Figure 3.

CMT2-derived motor neurons cause axonal transport deficits and altered mitochondrial morphology. (A) Mitochondrial transport analysis at Days 38–50 using kymographs (left). Quantification of mitochondrial speed (n = 182–295) and percentage of moving mitochondria (n = 8–11) was performed after MitoTracker^TM labelling and imaging for 3 min. (B) Lysosomal transport analysis at Days 38–50 using kymographs (left). Quantification of lysosomal speed (n = 161–433) and percentage of moving lysosomes (n = 6–10) was performed after LysoTracker^TM labelling and imaging for 3 min. (A and B) Examples of representative kymographs showing moving (yellow boxes and arrowheads) and stationary (red boxes and arrowheads) organelles.

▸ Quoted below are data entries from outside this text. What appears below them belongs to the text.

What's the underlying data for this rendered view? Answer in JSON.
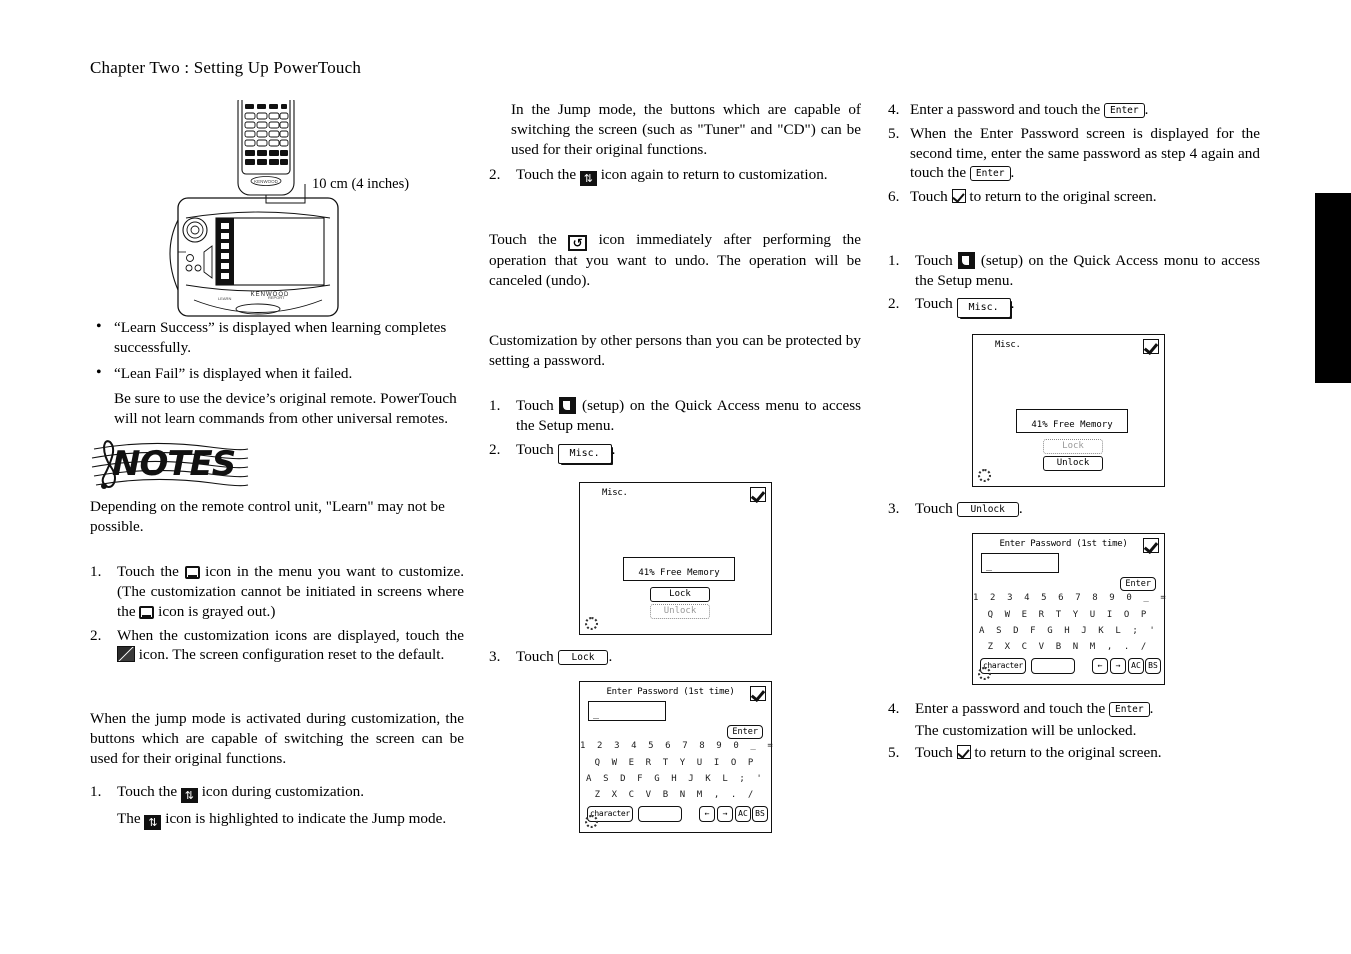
{
  "header": {
    "chapter_title": "Chapter Two : Setting Up PowerTouch"
  },
  "illustration": {
    "distance_label": "10 cm (4 inches)",
    "brand": "KENWOOD"
  },
  "notes_logo": {
    "word": "NOTES"
  },
  "column1": {
    "bullets": [
      "“Learn Success” is displayed when learning completes successfully.",
      "“Lean Fail” is displayed when it failed."
    ],
    "note_after_bullets": "Be sure to use the device’s original remote. PowerTouch will not learn commands from other universal remotes.",
    "notes_body": "Depending on the remote control unit, \"Learn\" may not be possible.",
    "steps": [
      {
        "num": "1.",
        "part_a": "Touch the",
        "part_b": "icon in the menu you want to customize. (The customization cannot be initiated in screens where the",
        "part_c": "icon is grayed out.)"
      },
      {
        "num": "2.",
        "part_a": "When the customization icons are displayed, touch the",
        "part_b": "icon. The screen configuration reset to the default."
      }
    ],
    "jump_intro": "When the jump mode is activated during customization, the buttons which are capable of switching the screen can be used for their original functions.",
    "jump_step": {
      "num": "1.",
      "part_a": "Touch the",
      "part_b": "icon during customization."
    },
    "jump_sub": {
      "part_a": "The",
      "part_b": "icon is highlighted to indicate the Jump mode."
    }
  },
  "column2": {
    "jump_para": "In the Jump mode, the buttons which are capable of switching the screen (such as \"Tuner\" and \"CD\") can be used for their original functions.",
    "jump_step2": {
      "num": "2.",
      "part_a": "Touch the",
      "part_b": "icon again to return to customization."
    },
    "undo_para": {
      "part_a": "Touch the",
      "part_b": "icon immediately after performing the operation that you want to undo. The operation will be canceled (undo)."
    },
    "password_intro": "Customization by other persons than you can be protected by setting a password.",
    "steps": [
      {
        "num": "1.",
        "part_a": "Touch",
        "part_b": "(setup) on the Quick Access menu to access the Setup menu."
      },
      {
        "num": "2.",
        "part_a": "Touch",
        "button": "Misc.",
        "part_c": "."
      }
    ],
    "misc_screen": {
      "title": "Misc.",
      "memory": "41% Free Memory",
      "btn_lock": "Lock",
      "btn_unlock": "Unlock",
      "lock_state": "lock-active"
    },
    "step3": {
      "num": "3.",
      "part_a": "Touch",
      "button": "Lock",
      "part_c": "."
    },
    "kbd_screen": {
      "title": "Enter Password (1st time)",
      "field_value": "_",
      "enter_label": "Enter",
      "row1": "1 2 3 4 5 6 7 8 9 0 _ =",
      "row2": "Q W E R T Y U I O P",
      "row3": "A S D F G H J K L ; '",
      "row4": "Z X C V B N M , . /",
      "key_character": "character",
      "key_left": "←",
      "key_right": "→",
      "key_ac": "AC",
      "key_bs": "BS"
    }
  },
  "column3": {
    "steps_lock": [
      {
        "num": "4.",
        "part_a": "Enter a password and touch the",
        "button": "Enter",
        "part_c": "."
      },
      {
        "num": "5.",
        "part_a": "When the Enter Password screen is displayed for the second time, enter the same password as step 4 again and touch the",
        "button": "Enter",
        "part_c": "."
      },
      {
        "num": "6.",
        "part_a": "Touch",
        "part_b": "to return to the original screen."
      }
    ],
    "steps_unlock": [
      {
        "num": "1.",
        "part_a": "Touch",
        "part_b": "(setup) on the Quick Access monu to access the Setup menu."
      },
      {
        "num": "2.",
        "part_a": "Touch",
        "button": "Misc.",
        "part_c": "."
      }
    ],
    "misc_screen": {
      "title": "Misc.",
      "memory": "41% Free Memory",
      "btn_lock": "Lock",
      "btn_unlock": "Unlock",
      "lock_state": "unlock-active"
    },
    "step3": {
      "num": "3.",
      "part_a": "Touch",
      "button": "Unlock",
      "part_c": "."
    },
    "kbd_screen": {
      "title": "Enter Password (1st time)",
      "field_value": "_",
      "enter_label": "Enter",
      "row1": "1 2 3 4 5 6 7 8 9 0 _ =",
      "row2": "Q W E R T Y U I O P",
      "row3": "A S D F G H J K L ; '",
      "row4": "Z X C V B N M , . /",
      "key_character": "character",
      "key_left": "←",
      "key_right": "→",
      "key_ac": "AC",
      "key_bs": "BS"
    },
    "steps_tail": [
      {
        "num": "4.",
        "part_a": "Enter a password and touch the",
        "button": "Enter",
        "part_c": ".",
        "sub": "The customization will be unlocked."
      },
      {
        "num": "5.",
        "part_a": "Touch",
        "part_b": "to return to the original screen."
      }
    ]
  }
}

Dots represent either individual organelles (speed) or the average value of the kymographs per recording (% moving) (data pooled from two independent differentiations; mean ± SEM). (C) Representative fluorescence mask (MitoTracker^TM) used to study the mitochondrial shape. (D and E) Quantification of mitochondrial circularity and aspect ratio. Data-points represent the average values for the mitochondria present in the image (n = 8–10; data pooled from two independent differentiations; mean ± SEM). Statistical significance to evaluate speed was calculated using one-way ANOVA followed by Dunnett’s multiple comparisons test, while Kruskal-Wallis test with Dunn’s multiple comparison was used to perform statistics on the percentage of moving organelles and mitochondrial morphology (*P < 0.05, **P < 0.01, ***P < 0.001, ****P < 0.0001). Scale bar = 20 µm.